Mohammed Bennamoun is Winthrop Professor in the Department of Computer Science and Software Engineering at the University of Western Australia (UWA) and is a researcher in computer vision, machine/deep learning, robotics, and signal/speech processing. He has published 4 books (available on Amazon), 1 edited book, 1 Encyclopedia article, 14 book chapters, 150+ journal papers, 260+ conference publications, 16 invited and keynote publications. His h-index is 60+ and his number of citations is 16,000+ (Google Scholar). He was awarded 70+ competitive research grants, from the Australian Research Council, and numerous other Government, UWA and industry Research Grants. He successfully supervised +26 PhD students to completion. He won the Best Supervisor of the Year Award at Queensland University of Technology (1998), and received award for research supervision at UWA (2008 and 2016) and Vice-Chancellor Award for mentorship (2016). He delivered conference tutorials at major conferences, including: IEEE CVPR 2016, Interspeech 2014, IEEE ICASSP, and ECCV. He was also invited to give a Tutorial at an International Summer School on Deep Learning (DeepLearn 2017).

Keynote Speech 4:
Speaker: Tao Mei, PhD, IEEE/IAPR Fellow, JD.COM
Title: Towards Deep Visual Understanding: from Perception to Cognition

With the rise and development of deep learning over the past decade, there has been a steady momentum of innovation and breakthroughs that push the limits and improve the state-of-the-arts of visual understanding by visual perception (e.g., object detection and image recognition). Most existing perception techniques heavily rely on large amounts of labeled data and are very vulnerable against adversarial perturbations, which further limits the practical applications of deep visual understanding in the wild. Researchers are now delving into cognition paradigm, which mimics the inference and reasoning abilities of humans.
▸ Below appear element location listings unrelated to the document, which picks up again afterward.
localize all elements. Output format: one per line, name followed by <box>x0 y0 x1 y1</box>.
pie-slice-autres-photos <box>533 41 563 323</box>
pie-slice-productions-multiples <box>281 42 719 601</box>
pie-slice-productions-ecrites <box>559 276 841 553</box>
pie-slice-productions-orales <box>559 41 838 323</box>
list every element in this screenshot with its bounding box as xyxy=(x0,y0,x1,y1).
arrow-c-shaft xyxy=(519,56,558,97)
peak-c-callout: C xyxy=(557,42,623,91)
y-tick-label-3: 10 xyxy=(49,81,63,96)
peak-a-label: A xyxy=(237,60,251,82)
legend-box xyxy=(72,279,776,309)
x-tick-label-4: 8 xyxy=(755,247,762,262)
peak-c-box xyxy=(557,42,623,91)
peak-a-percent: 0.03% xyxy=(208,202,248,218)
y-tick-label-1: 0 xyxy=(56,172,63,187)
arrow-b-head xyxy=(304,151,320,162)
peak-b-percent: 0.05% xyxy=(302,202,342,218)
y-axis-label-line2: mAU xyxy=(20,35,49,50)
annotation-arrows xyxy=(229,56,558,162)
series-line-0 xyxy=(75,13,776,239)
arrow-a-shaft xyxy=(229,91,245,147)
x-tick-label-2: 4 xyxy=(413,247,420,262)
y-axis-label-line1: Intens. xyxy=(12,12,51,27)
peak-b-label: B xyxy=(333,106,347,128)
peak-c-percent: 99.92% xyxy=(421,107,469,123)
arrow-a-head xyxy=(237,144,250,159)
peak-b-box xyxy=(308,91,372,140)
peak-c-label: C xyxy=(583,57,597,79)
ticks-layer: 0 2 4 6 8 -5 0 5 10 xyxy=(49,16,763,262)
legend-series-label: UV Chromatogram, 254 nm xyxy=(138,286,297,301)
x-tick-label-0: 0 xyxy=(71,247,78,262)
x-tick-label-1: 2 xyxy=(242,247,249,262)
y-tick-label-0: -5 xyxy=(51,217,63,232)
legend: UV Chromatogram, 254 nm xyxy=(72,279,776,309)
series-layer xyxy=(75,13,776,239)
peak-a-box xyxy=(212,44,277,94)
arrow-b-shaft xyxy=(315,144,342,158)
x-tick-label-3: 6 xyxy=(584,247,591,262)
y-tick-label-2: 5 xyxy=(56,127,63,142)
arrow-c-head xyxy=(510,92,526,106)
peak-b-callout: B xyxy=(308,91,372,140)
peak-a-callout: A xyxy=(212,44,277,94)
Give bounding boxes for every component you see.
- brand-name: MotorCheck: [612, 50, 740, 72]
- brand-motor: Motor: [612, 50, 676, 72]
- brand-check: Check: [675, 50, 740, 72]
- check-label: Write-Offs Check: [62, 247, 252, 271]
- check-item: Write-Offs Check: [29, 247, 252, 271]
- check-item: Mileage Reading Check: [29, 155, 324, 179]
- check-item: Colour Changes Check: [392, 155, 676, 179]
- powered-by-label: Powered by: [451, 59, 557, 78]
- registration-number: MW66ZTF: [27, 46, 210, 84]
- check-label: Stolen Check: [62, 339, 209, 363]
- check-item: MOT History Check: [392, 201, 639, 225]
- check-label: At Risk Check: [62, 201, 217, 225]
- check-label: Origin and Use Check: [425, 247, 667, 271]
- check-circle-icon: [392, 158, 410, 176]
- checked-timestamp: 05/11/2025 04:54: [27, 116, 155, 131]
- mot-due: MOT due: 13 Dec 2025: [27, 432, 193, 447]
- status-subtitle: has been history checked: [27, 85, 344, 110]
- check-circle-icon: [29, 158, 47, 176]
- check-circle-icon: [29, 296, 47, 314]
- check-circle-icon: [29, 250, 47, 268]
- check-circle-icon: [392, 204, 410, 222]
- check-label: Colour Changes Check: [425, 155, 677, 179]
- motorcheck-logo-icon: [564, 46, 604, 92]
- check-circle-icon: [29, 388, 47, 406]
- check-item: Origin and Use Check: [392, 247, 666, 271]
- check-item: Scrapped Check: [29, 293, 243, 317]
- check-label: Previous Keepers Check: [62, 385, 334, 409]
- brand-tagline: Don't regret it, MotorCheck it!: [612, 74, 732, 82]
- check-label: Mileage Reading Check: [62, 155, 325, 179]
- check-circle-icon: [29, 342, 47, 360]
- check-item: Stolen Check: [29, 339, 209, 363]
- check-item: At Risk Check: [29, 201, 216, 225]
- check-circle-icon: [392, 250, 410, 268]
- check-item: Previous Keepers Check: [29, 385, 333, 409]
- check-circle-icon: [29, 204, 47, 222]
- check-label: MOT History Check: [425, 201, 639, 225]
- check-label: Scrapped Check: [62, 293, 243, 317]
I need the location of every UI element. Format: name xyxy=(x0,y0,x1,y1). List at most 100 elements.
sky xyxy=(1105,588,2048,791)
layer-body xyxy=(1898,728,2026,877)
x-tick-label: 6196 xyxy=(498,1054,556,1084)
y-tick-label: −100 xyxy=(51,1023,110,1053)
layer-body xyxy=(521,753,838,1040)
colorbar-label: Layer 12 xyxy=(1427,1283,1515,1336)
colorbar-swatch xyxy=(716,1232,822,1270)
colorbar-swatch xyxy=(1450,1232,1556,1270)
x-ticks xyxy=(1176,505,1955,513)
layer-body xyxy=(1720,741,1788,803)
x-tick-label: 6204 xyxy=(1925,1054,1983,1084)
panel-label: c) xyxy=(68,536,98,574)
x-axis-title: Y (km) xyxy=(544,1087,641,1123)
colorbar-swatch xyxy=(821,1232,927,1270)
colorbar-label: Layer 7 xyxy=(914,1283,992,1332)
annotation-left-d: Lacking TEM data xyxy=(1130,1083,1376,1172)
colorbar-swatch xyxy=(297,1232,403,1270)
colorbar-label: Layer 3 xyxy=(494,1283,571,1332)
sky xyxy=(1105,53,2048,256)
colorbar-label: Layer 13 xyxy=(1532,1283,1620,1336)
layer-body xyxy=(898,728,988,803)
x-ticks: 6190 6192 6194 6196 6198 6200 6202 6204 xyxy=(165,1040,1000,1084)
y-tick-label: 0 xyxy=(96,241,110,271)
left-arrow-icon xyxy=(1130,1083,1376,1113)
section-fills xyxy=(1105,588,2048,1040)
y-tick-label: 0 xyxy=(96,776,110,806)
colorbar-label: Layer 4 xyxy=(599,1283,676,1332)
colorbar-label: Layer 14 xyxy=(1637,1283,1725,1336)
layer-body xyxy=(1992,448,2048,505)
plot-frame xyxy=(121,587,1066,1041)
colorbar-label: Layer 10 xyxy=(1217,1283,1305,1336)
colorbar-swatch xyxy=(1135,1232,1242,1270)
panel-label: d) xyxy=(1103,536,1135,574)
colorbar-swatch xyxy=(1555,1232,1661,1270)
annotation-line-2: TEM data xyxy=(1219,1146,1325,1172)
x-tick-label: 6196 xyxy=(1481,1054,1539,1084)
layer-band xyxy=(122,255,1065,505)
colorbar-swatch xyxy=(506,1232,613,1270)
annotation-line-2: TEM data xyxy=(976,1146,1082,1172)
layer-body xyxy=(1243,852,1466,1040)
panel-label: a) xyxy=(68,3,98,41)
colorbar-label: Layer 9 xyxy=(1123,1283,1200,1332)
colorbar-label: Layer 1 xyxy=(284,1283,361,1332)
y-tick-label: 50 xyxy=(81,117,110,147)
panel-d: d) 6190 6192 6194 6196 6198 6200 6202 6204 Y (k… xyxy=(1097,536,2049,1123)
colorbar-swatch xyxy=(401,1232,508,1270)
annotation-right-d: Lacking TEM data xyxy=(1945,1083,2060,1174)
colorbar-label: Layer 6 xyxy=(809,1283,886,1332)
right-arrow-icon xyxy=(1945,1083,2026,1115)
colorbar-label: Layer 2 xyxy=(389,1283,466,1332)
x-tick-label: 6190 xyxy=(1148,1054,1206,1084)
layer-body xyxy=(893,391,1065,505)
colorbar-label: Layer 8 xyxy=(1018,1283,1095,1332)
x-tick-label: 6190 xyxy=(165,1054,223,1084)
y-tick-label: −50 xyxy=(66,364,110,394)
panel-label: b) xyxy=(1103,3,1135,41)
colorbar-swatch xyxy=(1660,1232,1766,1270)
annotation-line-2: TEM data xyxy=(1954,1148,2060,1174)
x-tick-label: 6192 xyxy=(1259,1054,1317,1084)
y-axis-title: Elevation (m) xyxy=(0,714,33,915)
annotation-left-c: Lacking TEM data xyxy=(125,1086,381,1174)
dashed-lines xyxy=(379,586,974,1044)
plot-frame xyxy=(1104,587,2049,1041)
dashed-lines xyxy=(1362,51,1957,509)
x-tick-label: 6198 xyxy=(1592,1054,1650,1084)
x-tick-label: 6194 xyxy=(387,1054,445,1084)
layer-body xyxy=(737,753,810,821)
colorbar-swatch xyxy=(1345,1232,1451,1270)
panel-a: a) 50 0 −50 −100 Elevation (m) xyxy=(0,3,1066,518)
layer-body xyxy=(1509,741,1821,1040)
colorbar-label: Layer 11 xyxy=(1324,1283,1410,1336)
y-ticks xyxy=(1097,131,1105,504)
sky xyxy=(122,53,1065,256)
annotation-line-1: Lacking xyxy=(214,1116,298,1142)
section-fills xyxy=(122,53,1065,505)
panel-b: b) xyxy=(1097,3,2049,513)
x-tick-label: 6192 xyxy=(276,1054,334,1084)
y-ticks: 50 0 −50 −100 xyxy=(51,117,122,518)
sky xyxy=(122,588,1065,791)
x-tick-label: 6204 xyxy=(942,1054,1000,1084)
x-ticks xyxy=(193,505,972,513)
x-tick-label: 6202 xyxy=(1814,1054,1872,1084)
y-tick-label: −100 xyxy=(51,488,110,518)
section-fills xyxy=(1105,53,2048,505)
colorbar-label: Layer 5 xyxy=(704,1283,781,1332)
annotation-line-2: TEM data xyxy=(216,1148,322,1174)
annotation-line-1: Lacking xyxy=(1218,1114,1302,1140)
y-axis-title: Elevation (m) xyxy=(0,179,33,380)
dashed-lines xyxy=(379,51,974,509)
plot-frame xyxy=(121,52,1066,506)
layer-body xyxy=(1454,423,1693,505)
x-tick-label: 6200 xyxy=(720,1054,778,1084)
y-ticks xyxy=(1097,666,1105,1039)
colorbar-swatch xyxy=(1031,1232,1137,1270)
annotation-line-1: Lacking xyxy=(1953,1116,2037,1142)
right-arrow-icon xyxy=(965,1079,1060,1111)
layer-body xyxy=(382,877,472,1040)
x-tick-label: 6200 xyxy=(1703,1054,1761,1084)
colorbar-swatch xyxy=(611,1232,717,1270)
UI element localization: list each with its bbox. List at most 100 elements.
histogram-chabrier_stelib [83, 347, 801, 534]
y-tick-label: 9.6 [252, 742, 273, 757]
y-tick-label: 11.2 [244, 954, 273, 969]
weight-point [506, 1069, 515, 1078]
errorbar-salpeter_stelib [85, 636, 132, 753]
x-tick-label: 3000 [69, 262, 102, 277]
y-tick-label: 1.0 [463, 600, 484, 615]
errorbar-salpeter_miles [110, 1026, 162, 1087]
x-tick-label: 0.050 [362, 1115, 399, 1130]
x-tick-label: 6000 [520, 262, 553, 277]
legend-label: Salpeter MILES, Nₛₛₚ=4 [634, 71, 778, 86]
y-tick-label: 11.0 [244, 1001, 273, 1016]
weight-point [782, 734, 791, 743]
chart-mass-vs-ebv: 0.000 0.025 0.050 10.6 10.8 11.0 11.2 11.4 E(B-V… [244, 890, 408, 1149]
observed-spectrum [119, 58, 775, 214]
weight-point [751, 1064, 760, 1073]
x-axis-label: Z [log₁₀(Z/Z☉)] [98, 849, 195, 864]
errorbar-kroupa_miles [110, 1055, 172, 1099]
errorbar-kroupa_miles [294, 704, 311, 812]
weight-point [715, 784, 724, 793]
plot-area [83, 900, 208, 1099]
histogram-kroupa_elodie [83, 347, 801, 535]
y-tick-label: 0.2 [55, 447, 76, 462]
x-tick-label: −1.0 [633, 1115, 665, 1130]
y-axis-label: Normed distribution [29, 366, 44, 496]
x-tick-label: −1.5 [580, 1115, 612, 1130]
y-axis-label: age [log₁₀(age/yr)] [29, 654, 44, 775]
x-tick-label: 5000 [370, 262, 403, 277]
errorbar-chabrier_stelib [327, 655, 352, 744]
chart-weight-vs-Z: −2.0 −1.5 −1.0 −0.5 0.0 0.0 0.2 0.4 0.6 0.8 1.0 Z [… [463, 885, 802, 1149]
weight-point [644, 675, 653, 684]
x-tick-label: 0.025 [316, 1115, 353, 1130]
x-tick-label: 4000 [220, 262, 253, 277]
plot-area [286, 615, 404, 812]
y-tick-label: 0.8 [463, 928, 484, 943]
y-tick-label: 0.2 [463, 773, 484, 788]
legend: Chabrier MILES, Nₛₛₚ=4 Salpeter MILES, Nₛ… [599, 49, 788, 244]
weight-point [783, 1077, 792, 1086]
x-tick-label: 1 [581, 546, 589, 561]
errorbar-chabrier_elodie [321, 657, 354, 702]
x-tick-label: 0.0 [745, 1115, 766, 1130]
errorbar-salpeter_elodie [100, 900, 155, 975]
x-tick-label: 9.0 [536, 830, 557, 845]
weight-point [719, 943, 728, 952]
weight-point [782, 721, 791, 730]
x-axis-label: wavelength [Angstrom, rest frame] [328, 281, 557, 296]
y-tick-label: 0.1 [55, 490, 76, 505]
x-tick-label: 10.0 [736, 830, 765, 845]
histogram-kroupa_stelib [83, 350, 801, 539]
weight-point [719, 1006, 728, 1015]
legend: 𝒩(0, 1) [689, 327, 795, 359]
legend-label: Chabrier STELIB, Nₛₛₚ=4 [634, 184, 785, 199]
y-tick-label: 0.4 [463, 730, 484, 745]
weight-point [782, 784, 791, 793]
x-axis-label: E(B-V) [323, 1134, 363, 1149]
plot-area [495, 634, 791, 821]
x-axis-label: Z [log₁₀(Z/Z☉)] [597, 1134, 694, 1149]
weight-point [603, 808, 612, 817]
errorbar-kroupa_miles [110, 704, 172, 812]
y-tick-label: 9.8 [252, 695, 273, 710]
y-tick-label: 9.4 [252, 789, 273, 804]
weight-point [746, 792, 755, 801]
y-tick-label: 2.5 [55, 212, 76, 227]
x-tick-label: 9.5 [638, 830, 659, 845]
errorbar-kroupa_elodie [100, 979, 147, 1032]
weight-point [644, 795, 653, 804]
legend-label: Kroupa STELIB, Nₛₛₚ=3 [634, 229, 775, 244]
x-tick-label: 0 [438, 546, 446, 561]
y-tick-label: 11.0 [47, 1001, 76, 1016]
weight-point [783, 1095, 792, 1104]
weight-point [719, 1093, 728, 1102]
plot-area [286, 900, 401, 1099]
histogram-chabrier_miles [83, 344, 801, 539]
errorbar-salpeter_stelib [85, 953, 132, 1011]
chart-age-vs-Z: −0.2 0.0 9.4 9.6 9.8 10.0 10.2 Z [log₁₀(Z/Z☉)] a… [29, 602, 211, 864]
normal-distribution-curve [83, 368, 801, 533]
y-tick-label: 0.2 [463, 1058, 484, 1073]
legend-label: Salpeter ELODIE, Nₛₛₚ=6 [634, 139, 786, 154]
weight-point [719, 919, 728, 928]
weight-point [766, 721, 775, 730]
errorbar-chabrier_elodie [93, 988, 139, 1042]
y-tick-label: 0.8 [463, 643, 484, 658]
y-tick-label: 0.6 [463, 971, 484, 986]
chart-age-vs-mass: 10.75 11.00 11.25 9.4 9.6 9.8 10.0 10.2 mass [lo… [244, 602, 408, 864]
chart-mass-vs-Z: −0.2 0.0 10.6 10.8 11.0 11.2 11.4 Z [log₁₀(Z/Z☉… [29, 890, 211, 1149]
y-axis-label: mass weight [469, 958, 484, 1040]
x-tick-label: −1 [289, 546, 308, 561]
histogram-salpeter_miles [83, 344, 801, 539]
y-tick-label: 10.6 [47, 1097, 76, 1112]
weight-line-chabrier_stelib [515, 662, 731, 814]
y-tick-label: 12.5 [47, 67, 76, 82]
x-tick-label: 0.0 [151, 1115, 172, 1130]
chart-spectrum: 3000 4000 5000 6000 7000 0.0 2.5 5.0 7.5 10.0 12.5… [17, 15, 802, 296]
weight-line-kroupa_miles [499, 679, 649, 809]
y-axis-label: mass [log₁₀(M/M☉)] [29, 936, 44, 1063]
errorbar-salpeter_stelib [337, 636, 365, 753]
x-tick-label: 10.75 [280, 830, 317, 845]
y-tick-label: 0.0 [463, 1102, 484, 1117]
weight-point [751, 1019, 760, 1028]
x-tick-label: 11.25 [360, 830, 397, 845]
This talk will briefly review recent progresses on deep visual understanding, ranging from perception to cognition, as well as their applications in retail, logistics, and manufacturing scenarios.

Speaker Biography:

Tao Mei is a Vice President with JD.COM and the Deputy Managing Director of JD AI Research. Prior to joining JD.COM in 2018, he was a Senior Research Manager with Microsoft Research Asia. He has authored or co-authored over 200 publications (with 12 best paper awards) in journals and conferences. He is or has been an Editorial Board Member of leading multimedia journals, and the General/Program Chairs of premier multimedia conferences. He was elected to a Fellow of IEEE (2019), a Fellow of IAPR (2016), and a Distinguished Scientist of ACM (2016), for his contributions to large-scale multimedia analysis and applications.